I sat down with former AIG (AIG 0.56%) chairman and CEO Hank Greenberg last week. We talked about everything from AIG's early days, its growth, to its downfall and bailout in 2008.

Something I've thought about a lot since 2008 is whether an inquisitive investor last decade could have known how much risk financial companies were taking, or if it was something only insiders had the full details on. I posed that question to Mr. Greenberg, which led into a conversation about "too big to fail." Here's what he had to say (transcript follows).

Morgan Housel: These risk problems that came up after you left in 2005, were they something that a general public investor, someone just reading the public information, the 10-Ks, could have pieced together, or was the risk taking that was going on inside of AIG something that you needed to be on the inside to recognize?

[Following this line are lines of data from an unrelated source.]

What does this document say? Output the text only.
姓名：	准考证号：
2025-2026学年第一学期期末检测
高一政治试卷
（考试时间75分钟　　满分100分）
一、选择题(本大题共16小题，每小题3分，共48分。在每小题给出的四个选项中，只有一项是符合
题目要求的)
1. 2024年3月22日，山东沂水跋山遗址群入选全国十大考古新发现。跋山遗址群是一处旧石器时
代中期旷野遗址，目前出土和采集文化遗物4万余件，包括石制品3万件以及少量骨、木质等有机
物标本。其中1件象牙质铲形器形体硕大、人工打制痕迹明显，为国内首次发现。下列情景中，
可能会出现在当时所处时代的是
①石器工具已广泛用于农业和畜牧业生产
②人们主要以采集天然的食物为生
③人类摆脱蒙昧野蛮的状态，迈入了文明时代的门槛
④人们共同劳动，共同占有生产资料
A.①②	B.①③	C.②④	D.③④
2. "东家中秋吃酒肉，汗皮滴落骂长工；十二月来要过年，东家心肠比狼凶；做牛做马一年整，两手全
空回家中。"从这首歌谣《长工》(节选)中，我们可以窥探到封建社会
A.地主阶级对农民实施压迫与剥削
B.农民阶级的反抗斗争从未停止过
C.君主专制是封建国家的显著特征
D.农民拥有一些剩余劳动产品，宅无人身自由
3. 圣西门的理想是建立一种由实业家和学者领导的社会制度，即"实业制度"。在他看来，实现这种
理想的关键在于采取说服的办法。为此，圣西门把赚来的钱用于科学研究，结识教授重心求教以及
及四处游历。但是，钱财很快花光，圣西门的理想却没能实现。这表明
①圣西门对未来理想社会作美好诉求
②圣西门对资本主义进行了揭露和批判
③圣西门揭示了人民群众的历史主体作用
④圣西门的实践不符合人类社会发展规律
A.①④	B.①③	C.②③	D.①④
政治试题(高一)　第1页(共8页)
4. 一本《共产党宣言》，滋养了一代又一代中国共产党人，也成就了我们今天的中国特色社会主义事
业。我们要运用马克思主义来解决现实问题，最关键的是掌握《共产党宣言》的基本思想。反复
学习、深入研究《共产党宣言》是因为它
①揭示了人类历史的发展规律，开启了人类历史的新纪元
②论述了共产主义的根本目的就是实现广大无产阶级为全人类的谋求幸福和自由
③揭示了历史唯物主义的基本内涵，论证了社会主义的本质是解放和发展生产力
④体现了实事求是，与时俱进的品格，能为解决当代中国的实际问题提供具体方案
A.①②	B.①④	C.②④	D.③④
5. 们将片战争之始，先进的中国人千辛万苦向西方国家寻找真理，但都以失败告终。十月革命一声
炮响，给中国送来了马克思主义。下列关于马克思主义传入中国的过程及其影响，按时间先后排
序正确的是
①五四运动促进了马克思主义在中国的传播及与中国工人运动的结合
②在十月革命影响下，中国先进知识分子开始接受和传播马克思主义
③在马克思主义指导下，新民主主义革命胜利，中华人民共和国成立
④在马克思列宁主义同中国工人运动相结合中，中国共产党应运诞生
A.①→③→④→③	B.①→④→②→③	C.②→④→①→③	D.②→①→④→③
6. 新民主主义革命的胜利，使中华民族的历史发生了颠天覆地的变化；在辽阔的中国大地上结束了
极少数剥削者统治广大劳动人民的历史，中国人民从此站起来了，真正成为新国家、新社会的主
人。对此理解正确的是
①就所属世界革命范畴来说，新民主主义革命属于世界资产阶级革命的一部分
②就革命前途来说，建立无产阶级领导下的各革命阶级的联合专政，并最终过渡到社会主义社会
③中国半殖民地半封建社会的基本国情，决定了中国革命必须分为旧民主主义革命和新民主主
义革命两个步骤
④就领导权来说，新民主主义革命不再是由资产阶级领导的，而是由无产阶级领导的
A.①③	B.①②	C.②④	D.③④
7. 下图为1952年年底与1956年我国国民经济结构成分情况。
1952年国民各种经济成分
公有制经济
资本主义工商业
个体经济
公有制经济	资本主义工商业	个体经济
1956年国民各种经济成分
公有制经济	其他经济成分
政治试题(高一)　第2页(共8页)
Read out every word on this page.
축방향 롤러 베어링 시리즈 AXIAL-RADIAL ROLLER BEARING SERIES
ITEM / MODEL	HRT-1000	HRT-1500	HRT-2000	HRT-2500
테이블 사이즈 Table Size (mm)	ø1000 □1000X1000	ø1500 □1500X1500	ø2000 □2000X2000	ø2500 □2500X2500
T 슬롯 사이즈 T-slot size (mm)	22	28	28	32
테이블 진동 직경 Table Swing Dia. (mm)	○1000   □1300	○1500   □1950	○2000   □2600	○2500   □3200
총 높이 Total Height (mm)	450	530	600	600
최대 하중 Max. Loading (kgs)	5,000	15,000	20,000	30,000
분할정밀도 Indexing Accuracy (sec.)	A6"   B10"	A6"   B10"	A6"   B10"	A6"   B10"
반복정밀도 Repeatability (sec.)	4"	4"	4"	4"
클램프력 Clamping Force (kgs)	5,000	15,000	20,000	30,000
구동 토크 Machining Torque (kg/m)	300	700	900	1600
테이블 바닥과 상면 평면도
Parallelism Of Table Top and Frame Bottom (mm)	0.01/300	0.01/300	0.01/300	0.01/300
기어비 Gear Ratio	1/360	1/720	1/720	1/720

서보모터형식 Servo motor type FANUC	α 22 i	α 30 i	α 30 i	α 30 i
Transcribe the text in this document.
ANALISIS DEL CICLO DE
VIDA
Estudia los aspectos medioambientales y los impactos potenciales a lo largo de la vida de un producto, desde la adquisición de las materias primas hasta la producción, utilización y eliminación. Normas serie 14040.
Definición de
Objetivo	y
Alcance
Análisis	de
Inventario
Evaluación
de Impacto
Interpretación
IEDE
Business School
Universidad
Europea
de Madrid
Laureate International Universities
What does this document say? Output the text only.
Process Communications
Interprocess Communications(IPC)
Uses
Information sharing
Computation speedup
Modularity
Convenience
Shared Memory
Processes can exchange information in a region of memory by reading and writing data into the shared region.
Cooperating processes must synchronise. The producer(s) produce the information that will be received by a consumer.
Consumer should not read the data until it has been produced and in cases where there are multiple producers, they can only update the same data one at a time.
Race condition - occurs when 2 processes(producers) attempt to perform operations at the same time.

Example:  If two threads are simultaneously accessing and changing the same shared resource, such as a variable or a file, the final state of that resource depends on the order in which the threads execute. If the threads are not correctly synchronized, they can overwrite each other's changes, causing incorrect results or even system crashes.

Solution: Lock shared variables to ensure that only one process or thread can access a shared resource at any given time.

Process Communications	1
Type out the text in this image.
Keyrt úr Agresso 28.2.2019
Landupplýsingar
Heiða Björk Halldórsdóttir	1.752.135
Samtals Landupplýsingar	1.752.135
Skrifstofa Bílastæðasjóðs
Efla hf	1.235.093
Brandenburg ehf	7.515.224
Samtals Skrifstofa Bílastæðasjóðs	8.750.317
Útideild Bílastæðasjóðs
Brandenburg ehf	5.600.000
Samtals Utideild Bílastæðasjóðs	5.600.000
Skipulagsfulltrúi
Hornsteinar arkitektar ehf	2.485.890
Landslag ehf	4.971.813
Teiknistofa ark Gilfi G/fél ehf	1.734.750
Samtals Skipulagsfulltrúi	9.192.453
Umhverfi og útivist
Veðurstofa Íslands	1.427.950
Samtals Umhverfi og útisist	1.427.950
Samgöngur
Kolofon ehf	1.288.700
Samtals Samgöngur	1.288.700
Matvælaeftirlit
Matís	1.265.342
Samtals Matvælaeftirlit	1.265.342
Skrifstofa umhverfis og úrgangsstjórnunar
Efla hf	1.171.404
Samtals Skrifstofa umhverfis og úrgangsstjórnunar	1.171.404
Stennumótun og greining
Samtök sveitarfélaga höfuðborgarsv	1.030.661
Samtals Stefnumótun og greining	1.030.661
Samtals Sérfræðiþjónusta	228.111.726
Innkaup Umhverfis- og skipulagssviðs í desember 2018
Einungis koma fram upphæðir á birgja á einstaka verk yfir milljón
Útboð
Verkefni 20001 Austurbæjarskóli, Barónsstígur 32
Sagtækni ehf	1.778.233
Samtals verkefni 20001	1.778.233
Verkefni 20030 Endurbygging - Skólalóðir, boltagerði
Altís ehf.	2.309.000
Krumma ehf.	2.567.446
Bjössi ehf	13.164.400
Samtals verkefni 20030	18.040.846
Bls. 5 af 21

Hank Greenberg: Probably, although I'm not sure the 10-Ks that they filed were complete. For example, when the auditors made that statement to the Chairman, that the current management was incapable of managing AIG, they went out to the market to raise $30 billion. They don't disclose what the auditors had said to the Chairman.

Morgan Housel: Let's say 2006-07, were you personally aware of the risk taking that was going on inside of AIG? I guess what I'm trying to figure out is, if someone owned AIG stock in 2007, could they, even with hindsight, go back and see, "Oh, look at all this risk that was being taken?"

Hank Greenberg: No, I don't think so. I was a major shareholder of AIG, the largest individual shareholder. I lost about 90% of my net worth. I was in a war with AIG at that time, literally.

Morgan Housel: We hear a lot about the phrase, "too big to fail." Was AIG "too big to manage?"

Hank Greenberg: No. We managed it for 40 years, for God's sakes. You need the right management. Of course it wasn't too big to manage.

After all, the company was doing very well. There was nothing wrong with the company. The year I left -- my last year was 2004 -- I think we earned $11 billion, growing at double-digit. What can I tell you?

Morgan Housel: What should we do about the problem of too big to fail? Or is too big to fail a problem?

Hank Greenberg: It depends on the management. If you've got the right management, why is it too big to fail?

Morgan Housel: With AIG, the amount of risk-taking that was going on in a fairly small portion of AIG ...

Or let's say with JPMorgan. They had, last year, the London Whale transaction. That, some people look at as an issue of, Jamie Dimon is a well-respected manager, but when you have a company that size, with more than 200,000 employees, and you have a few bad apples over here that have the power to make such large bets...

Hank Greenberg: OK, but Jamie Dimon, they caught that. About $8 billion of loss, something like that, out of huge earnings of the company. Yeah, it was an unfortunate loss, but it wasn't fatal. It wasn't even close to that. It was a cold. Like having a cold, not pneumonia, and they're fine.

When I left AIG, in seven months, they wrote more credit default swaps on so-called AAA CDOs, credit default swaps covering them, than we wrote in seven years. They wrote quality that was way below what we would have written, and they didn't hedge anything. It's a question of management.

Morgan Housel: When you have a bank that is large enough to be too big to fail, and to cause systemic damage when it does fail, and it's run by poor managers, which we saw quite a bit of in 2008 with Bear Stearns and Lehman Brothers, Citigroup, and the same with AIG.

What should regulators do with a company like that?

Hank Greenberg: Well, stop. What were the regulators doing? Take Bear Stearns for example. There were six months between Bear Sterns and Lehman Brothers. What did the regulators do?

Citigroup was overseen by the New York Fed. I chaired the New York Fed for about -- I was on the New York Fed board, then vice-chair, then chair -- probably all together about eight years. The Fed oversees Citigroup. What were they doing?

Morgan Housel: Not much.

Hank Greenberg: No, obviously.

Morgan Housel: In Hank Paulson's memoirs, he does say that he pushed for Lehman Brothers to sell itself, in that period. Not successfully, but...

Hank Greenberg: Yeah, but he didn't go to the aid of Lehman Brothers. They gave a Bank Holding Company license to Goldman Sachs and to Morgan Stanley. They turned down Lehman Brothers.

AIG didn't have a solvency problem. It had a liquidity problem because they were responding to collateral calls from their counter parties. Once they lost the AAA rating after I left the company -- almost the next day they were downgraded from AAA to something less -- at that point they were required to put up collateral under the agreements.

But if you knew what was going on, there was no price discovery on any of these CDOs, what the value was. There's no exchange that you could trade them on, so every broker-dealer had a different price for the value of the CDOs. Some had very low prices, which we require more and more collateral.

I wouldn't have responded ... we wouldn't have been in that position to begin with. We wouldn't have lost that AAA rating. I wouldn't have responded, if I were them, to any of the collateral calls.

With different prices, who would you respond to? The highest price? The lowest price? I would say, "I'm not paying anybody. If you don't like it, the courtroom is around the corner. Five years from now we'll know who was right."